To test how well the ogre-faced spiders could actually hear, the researchers conducted a two-part experiment.

First, they inserted electrodes into removed spider legs and into the brains of intact spiders. They put the spiders and the legs into a vibration-proof booth and played sounds from two meters (approximately 6.5 feet) away. The spiders and the legs responded to sounds from 100 hertz to 10,000 hertz.

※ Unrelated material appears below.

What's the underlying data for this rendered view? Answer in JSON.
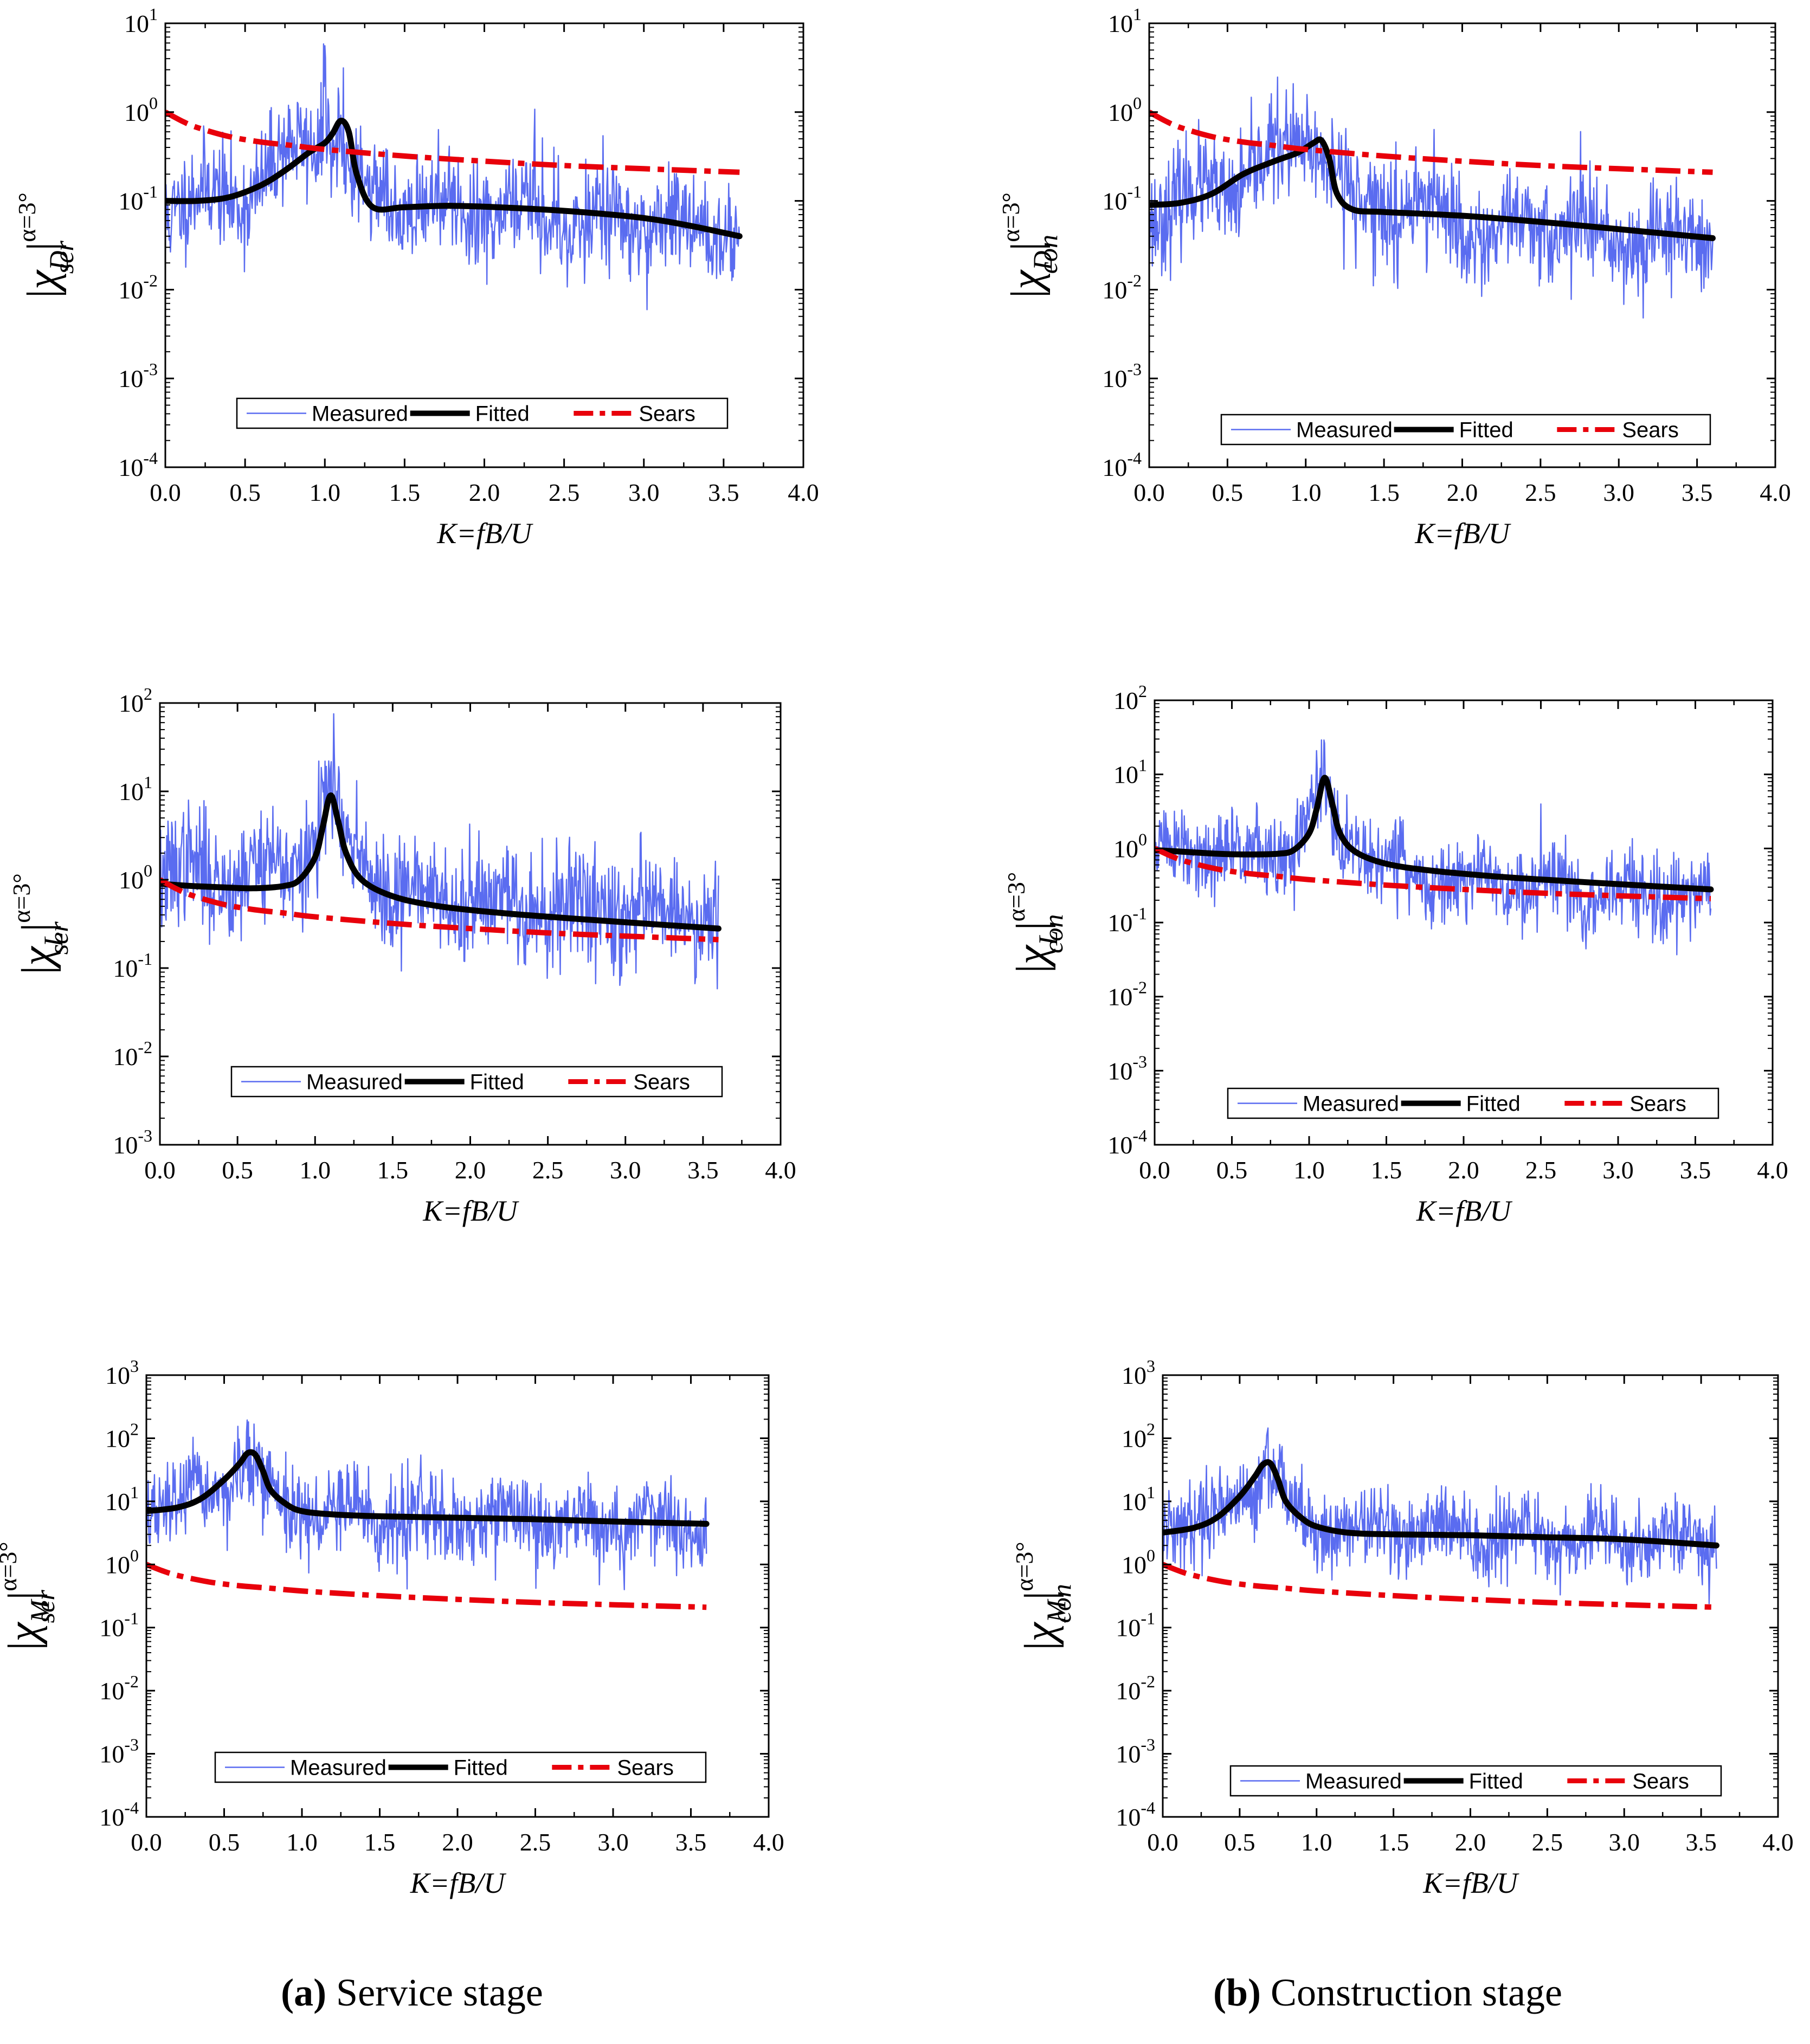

Next, they played the five sounds that had triggered the biggest response to 25 spiders in the wild and 51 spiders in the lab. More than half the spiders did the "backward strike" move when they heard sounds that have a lower frequency similar to insect wing beats. When the higher frequency sounds were played, the spiders did not move. This suggests the higher frequencies may mimic the sounds of predators like birds.

University of Cincinnati spider behavioral ecologist George Uetz told Science that the results were a "surprise" that indicated science has much to learn about spiders as a whole. Because all spiders have these receptors on their legs, it is possible that all spiders can hear. This theory was first put forward by Walcott 60 years ago, but was dismissed at the time, according to the Cornell Chronicle. But studies of other spiders have turned up further evidence since. A 2016 study found that a kind of jumping spider can pick up sonic vibrations in the air.

"We don't know diddly about spiders," Uetz told Science. "They are much more complex than people ever thought they were."

Learning more provides scientists with an opportunity to study their sensory abilities in order to improve technology like bio-sensors, directional microphones and visual processing algorithms, Stafstrom told CNN.

Hoy agreed.

"The point is any understudied, underappreciated group has fascinating lives, even a yucky spider, and we can learn something from it," he told CNN.